Huguely team files appeal
Attorneys representing former University lacrosse player serve Charlottesville Circuit Court notice
Attorneys representing former University lacrosse player George Huguely are appealing his murder conviction, according to a notice filed Tuesday with the Charlottesville Circuit Court. Should the Virginia appellate court agree to hear his case, however, legal professionals say Huguely’s chances are slim.
“If the appeal is actually heard by the court of appeals, most convictions are affirmed,” Law Prof. Kent Sinclair said. “It depends on what actually happened in any individual case but statistically, [a] large majority of the appeals are unsuccessful.”
About one of five requested appeals is granted a hearing in the appellate court, Sinclair said.
A judge in August officially sentenced Huguely to 23 years in prison for the second-degree murder of his ex-girlfriend Yeardley Love, also a former University student, and grand larceny. The notice filed Tuesday came after a series of motions for appeal issued during the summer. The notice informs the court that the attorneys will submit a transcript of facts, testimony and other incidents relevant to the case.

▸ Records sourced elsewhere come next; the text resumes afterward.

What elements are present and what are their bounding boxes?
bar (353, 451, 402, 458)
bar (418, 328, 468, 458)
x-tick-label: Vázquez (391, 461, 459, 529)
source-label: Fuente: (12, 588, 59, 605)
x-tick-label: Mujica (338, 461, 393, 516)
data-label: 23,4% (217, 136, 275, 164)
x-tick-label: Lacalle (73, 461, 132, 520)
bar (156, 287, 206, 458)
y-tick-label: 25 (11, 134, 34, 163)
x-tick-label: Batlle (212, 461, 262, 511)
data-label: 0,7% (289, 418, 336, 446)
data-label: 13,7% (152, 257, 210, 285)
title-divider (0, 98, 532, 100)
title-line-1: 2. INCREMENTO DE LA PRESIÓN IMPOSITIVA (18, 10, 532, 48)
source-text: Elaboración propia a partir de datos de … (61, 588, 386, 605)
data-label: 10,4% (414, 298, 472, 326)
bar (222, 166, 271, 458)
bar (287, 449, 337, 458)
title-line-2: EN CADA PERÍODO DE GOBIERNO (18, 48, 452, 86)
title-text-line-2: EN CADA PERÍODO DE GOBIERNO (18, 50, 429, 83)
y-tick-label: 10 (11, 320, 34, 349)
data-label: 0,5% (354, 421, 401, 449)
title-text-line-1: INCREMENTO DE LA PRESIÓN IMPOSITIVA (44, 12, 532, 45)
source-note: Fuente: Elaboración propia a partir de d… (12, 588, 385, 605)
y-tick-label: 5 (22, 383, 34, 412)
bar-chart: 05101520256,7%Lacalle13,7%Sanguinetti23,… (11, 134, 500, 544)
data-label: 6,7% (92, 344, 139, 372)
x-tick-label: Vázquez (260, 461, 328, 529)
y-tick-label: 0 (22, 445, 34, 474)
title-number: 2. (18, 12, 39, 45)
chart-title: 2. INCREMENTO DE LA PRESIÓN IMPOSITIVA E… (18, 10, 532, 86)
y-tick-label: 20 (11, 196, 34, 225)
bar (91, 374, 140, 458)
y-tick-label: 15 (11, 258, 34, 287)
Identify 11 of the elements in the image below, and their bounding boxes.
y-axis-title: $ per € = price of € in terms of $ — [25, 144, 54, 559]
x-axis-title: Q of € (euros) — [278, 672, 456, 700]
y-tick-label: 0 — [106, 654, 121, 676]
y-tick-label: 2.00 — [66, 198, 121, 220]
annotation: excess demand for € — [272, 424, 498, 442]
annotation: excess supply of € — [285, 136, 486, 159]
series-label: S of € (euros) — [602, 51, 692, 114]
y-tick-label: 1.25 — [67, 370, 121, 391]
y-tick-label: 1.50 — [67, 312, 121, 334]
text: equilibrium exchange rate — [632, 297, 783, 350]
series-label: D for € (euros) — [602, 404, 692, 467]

Attorneys are not required to identify grounds for appeal in the notice. Charlottesville criminal defense lawyer Lloyd Snook III, however, said the defense may try to knock Huguely’s murder charges down to manslaughter, which would carry a lesser prison sentence.
“In the [June] motion for the new trial, they raised a number of issues and my guess is that they will basically parrot all of these issues and put them into the court of appeals,” Snook said.
Huguely’s attorneys could also appeal the larceny charge if they argued there was insufficient evidence as to whether Huguely’s crime was grand larceny or petty larceny, Snook said.
This is Huguely’s first court appeal, though last month a Charlottesville Circuit Court judge denied motions for retrial, which were filed in June.
The appeal differs from the motion for retrial because the case will go to a distinct set of judges who are unfamiliar with the case, Snook said. Petitions for appeal allow attorneys to obtain review of a trial by a panel of appellate judges to determine whether fundamental errors were made during the initial trial. The grounds for both the retrial and appeal would not differ, Snook said.
Defense attorneys will be able to take the case to the Virginia Supreme Court if they lose in the appellate court, said Llezelle Agustin Dugger, clerk at the Charlottesville Circuit Court.
Huguely, who beat Love to death in May 2010, was recently transferred to state custody. Snook said the appeal was a long shot but that the notice was the attorneys’ attempt to take a chance while they could. “You gotta take your shot,” he said. “They don’t give you more jail time for asking.”